Taking seven unrelated languages, you can see how diverse onomatopeia can be. For example, the sounds dogs make:

  • Arabic haw haw
  • English woof woof
  • Finnish hau hau
  • French ouah ouah
  • Russian gav gav
  • Tagalog aw aw
  • Turkish hav hav

(Health warning: These examples are culled from the Wikipedia page on cross-linguistic onomatopoeia, which despite having “multiple issues” is the biggest collection of its kind I’ve been able to discover. The transliteration may not be consistent, and the words given might not be those every native speaker would have picked. So please bear that in mind – I’d be grateful for corrections or adjustments in the comments. Pinpoint accuracy here is sacrificed for a general idea of how onomatopoeia works.)

What about about ducks? Perhaps because the call is so distinctive and doesn’t vary a great deal, the onomatopoeia is fairly regular.

  • Arabic wak wak
  • English quack quack
  • Finnish kvaak kvaak
  • French coin coin
  • Russian krja krja
  • Tagalog kwak kwak
  • Turkish vak vak

A bird singing?

  • Arabic siq siq
  • English tweet tweet
  • Finnish tsirp tsirp
  • French cui cui, piou piou
  • Russian chiric chiric
  • Tagalog twit twit
  • Turkish cik cik

A chicken?

  • Arabic qur qur
  • English cluck cluck
  • Finnish kot kot
  • French cot cot cot
  • Russian kud kuda
  • Tagalog po kok
  • Turkish gıt gıt gıdaak

Man about to burst a balloon on a football pitch with his foot

About to go putók. Photograph: Scott Heavey/Action Images

 

Away from the animal kingdom, noises that are consistently the same often give rise to onomatopoeia.

A balloon or bubble bursting:

  • Arabic pakh, poof
  • English pop, bang
  • Finnish poks
  • French bang, hop
  • Russian bakh
  • Tagalog putók
  • Turkish bom

A car horn sounding: 

  • Arabic ṭiṭ ṭiṭ
  • English honk honk, beep beep
  • Finnish tööt tööt
  • French tut tut
  • Russian bi bi
  • Tagalog bip bip
  • Turkish düt düt

A telephone ringing:

  • Arabic terren terren
  • English ring ring, brrring brrring
  • Finnish ring ring
  • French dring dring
  • Russian dzyn’ dzyn’
  • Tagalog kring kring
  • Turkish zır zır

Early in the history of linguistic thought, it was believed that many, if not all words, had a natural relationship to the things they described. It’s an intuitive conclusion: if you’re English, you could be forgiven for thinking of the word “ow” as being the natural, unmediated sound a human being makes when hurt. If you’re French, however, that would be “aiee”. One of the oldest versions of this argument is set out in the Platonic dialogueCratylus. “The letter rho seems to me to be an instrument expressing all motion,” says Socrates, before listing words meaning “tremble” “flow” and “whirl” which contain the letter. But ever since de Saussure, it’s been an article of faith for linguists that the relationship between the sound and the thing it represents is arbitrary. As a result it’s easy to minimise the role onomatopoeia plays in language. 
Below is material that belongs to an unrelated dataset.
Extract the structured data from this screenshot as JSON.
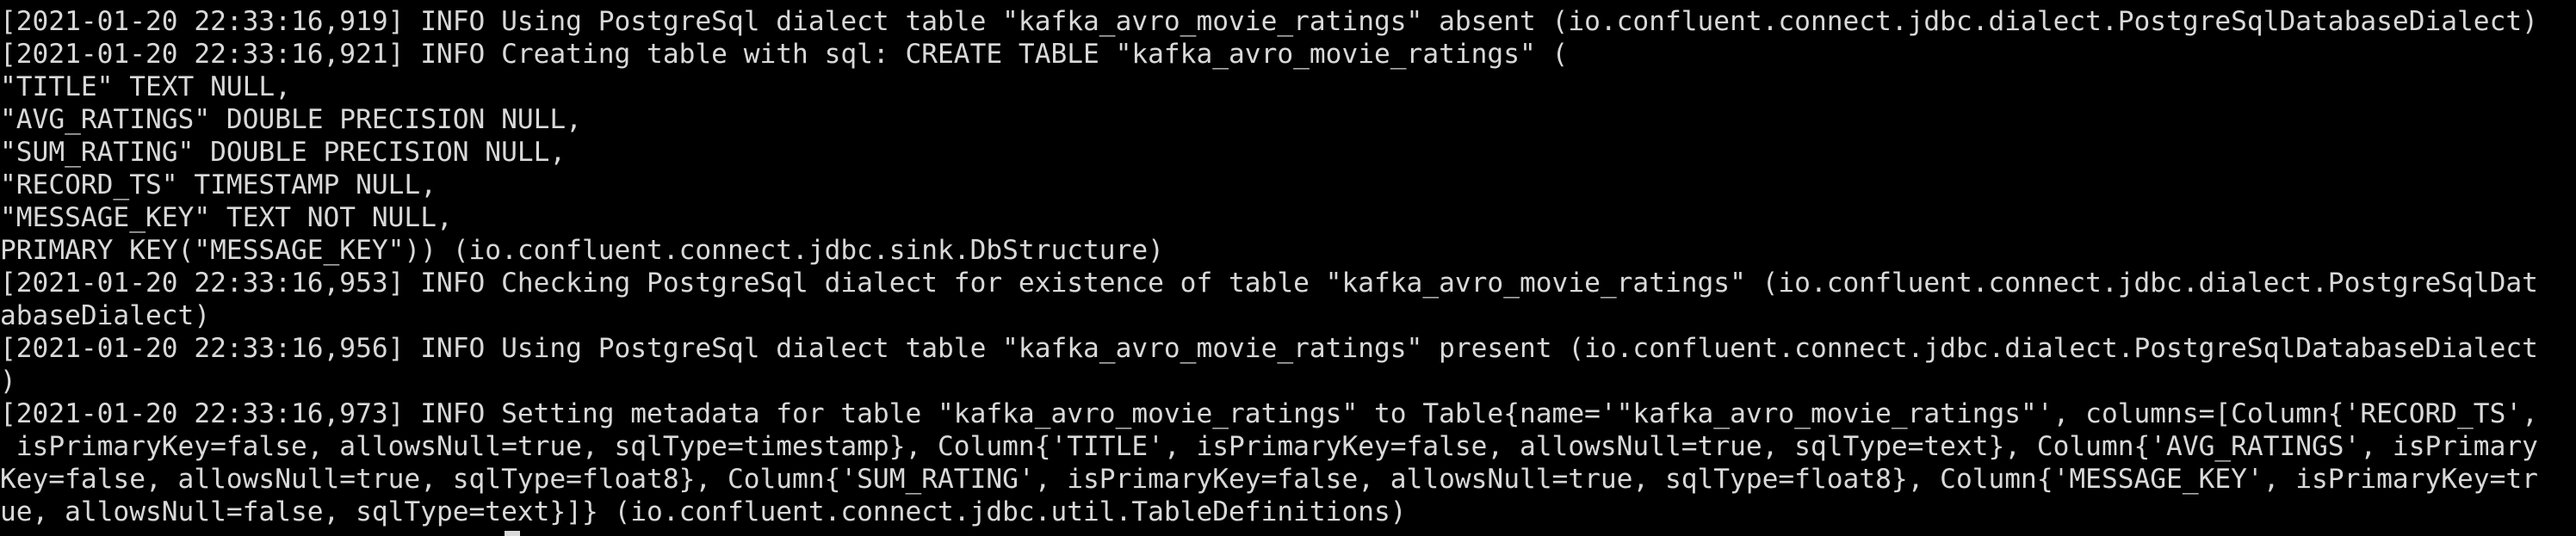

Yes, it’s marginal in terms of linguistic structure. But there’s no doubting its expressive importance. And I’m not talking about “om nom nom nom”. I’ll leave you with a translation (by Richmond Lattimore, said to capture the onomatopoeia of the original) of a section from the Odyssey, describing the blinding of Cyclops.

Victim of an onomatopoeic blinding: the Cyclops from Ray Harryhausen's The 7th Voyage of Sinbad', 1958.
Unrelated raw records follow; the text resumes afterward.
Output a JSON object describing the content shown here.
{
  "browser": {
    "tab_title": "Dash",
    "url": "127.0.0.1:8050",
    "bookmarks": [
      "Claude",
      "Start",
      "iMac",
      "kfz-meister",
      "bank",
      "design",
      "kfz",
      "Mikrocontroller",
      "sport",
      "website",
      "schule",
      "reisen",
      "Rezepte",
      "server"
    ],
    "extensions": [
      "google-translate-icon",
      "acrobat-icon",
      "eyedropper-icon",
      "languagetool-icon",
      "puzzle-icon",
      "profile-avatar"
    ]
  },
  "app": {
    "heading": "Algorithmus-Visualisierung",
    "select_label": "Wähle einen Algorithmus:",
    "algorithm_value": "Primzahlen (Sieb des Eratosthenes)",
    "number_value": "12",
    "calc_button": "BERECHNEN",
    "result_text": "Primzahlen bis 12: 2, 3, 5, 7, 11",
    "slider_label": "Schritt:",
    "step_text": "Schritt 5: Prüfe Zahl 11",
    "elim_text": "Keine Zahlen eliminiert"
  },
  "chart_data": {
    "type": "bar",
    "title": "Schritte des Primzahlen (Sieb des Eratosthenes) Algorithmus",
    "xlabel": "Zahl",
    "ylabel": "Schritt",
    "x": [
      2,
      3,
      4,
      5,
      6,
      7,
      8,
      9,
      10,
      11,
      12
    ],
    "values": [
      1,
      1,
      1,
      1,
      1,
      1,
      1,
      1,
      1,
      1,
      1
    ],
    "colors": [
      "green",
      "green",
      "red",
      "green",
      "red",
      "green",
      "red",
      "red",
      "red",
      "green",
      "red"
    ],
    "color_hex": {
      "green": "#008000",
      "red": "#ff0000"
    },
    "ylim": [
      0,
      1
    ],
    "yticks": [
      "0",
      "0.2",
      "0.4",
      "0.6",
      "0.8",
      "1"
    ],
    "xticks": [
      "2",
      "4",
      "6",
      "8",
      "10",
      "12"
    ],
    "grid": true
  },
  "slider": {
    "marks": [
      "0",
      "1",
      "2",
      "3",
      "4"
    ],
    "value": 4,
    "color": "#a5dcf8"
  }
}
Victim of an onomatopoeic blinding: the Cyclops from Ray Harryhausen’s The 7th Voyage of Sinbad’, 1958. Photograph: Columbia Pictures/Getty Images

 

The blast and scorch of the burning ball singed all his eyebrows and eyelids, and the fire made the roots of his eye crackle.

As when a man who works as a blacksmith plunges a screaming giant axe blade or adze into cold water, treating it for temper, since this is the way steel is made strong, even so Cyclops’ eye sizzled about the beam of the olive.